There is much more to say about this video, but I have circled in this next clip one particularly irritating way in which this viewpoint leads people astray:
Knowing that there is a limit to suffering definitely DOES remove fear of being dead, and other fears as well, but it does not removed "Longing for more life." The rest of Epicurean philosophy (which is butchered in this video by the restrictive definition of pleasure) does indeed remove the longing for an *unlimited* life span, because "PD19. Infinite time contains no greater pleasure than limited time, if one measures, by reason, the limits of pleasure."
But Epicurean philosophy not only does not teach that there is no need to wish for "more" life, it teaches that life is desirable, because life is absolutely necessary for the experience of pleasure. Life is so desirable, and so important, that every aspect of life which is not specifically painful is worthy to be considered pleasurable.
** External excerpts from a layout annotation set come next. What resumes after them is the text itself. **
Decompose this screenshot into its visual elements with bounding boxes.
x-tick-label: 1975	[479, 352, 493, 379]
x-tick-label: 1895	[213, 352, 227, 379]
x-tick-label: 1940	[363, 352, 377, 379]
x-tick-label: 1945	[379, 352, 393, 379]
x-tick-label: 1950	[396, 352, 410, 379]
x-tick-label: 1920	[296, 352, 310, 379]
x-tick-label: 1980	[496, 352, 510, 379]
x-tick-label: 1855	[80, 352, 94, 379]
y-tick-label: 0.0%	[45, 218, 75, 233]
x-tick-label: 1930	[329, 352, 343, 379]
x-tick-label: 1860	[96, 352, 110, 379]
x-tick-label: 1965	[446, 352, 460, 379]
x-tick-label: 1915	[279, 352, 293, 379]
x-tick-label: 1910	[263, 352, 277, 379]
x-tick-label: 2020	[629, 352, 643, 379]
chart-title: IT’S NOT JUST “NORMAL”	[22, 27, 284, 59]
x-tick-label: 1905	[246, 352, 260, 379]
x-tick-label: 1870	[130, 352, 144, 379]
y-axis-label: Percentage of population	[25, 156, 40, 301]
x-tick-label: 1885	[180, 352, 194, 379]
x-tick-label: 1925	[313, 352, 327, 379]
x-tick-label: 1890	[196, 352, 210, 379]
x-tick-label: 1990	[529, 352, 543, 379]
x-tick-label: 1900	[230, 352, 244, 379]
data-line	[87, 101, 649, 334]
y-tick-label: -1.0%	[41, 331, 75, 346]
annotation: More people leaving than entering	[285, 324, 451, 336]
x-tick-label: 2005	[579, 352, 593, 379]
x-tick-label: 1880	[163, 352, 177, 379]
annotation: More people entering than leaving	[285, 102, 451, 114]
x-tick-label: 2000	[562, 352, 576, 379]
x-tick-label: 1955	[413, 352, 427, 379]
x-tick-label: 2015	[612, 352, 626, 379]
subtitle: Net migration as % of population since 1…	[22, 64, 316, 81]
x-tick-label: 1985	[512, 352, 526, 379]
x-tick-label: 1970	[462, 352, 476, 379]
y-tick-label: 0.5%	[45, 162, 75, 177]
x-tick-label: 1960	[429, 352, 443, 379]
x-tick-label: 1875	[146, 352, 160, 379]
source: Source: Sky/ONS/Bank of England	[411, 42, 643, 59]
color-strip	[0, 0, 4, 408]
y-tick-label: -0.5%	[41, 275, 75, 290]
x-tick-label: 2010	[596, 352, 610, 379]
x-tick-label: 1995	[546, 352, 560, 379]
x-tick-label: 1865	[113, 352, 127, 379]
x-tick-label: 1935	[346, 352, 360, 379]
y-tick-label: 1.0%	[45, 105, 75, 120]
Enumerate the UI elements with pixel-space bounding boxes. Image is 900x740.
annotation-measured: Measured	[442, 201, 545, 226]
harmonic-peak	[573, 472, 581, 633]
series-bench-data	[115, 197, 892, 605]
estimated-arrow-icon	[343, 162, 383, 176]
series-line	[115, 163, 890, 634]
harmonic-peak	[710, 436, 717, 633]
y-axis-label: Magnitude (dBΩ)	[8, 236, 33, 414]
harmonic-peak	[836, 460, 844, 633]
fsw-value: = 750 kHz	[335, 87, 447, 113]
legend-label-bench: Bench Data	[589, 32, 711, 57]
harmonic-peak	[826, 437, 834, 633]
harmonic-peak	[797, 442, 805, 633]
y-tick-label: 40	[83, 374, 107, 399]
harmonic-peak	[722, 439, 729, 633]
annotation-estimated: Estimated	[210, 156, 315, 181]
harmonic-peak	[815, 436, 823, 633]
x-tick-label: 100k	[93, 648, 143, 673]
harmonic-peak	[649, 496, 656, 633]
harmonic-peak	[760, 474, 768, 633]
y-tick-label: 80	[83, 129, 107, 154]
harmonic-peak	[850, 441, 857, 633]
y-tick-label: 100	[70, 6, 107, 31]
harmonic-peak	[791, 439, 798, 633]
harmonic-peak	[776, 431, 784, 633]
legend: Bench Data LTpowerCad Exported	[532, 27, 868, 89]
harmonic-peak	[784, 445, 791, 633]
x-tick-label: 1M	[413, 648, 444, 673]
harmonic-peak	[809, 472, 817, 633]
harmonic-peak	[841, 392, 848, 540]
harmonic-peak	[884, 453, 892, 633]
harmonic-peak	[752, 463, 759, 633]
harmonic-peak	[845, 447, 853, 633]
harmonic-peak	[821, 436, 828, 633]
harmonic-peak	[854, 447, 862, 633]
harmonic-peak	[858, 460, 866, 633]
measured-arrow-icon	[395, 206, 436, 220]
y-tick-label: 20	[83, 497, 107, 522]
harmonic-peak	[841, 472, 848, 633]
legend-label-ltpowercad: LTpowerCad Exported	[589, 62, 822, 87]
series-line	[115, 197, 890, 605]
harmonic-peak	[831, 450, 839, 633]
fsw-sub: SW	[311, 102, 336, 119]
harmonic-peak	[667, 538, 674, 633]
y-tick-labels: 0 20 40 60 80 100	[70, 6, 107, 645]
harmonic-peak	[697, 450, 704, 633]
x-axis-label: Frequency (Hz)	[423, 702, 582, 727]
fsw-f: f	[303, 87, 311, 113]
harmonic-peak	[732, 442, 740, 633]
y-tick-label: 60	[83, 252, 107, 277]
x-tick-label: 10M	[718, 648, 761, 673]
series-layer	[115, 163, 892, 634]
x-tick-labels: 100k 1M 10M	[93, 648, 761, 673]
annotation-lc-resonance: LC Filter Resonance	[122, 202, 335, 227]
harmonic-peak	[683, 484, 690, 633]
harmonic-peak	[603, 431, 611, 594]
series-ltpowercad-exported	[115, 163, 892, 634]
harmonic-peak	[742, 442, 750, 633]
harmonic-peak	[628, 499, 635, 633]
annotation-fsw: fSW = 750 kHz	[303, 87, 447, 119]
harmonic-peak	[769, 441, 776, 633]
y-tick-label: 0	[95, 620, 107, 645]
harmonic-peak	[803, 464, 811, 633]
One of the worst distortions of Epicurus that comes from Stoic and Buddhist eclecticism is that there is somehow no need to be concerned about staying alive, because you're part of the universal divine fire and should be happy to return to it if you're a Stoic, or because life is suffering and you should be happy to escape it if you're a Buddhist.
There are many people who are vulnerable to the idea that their lives are unimportant and that they should not do everything they can to lead the best life possible while they are alive. That's a point I think we need to hit home as frequently and persuasively as possible.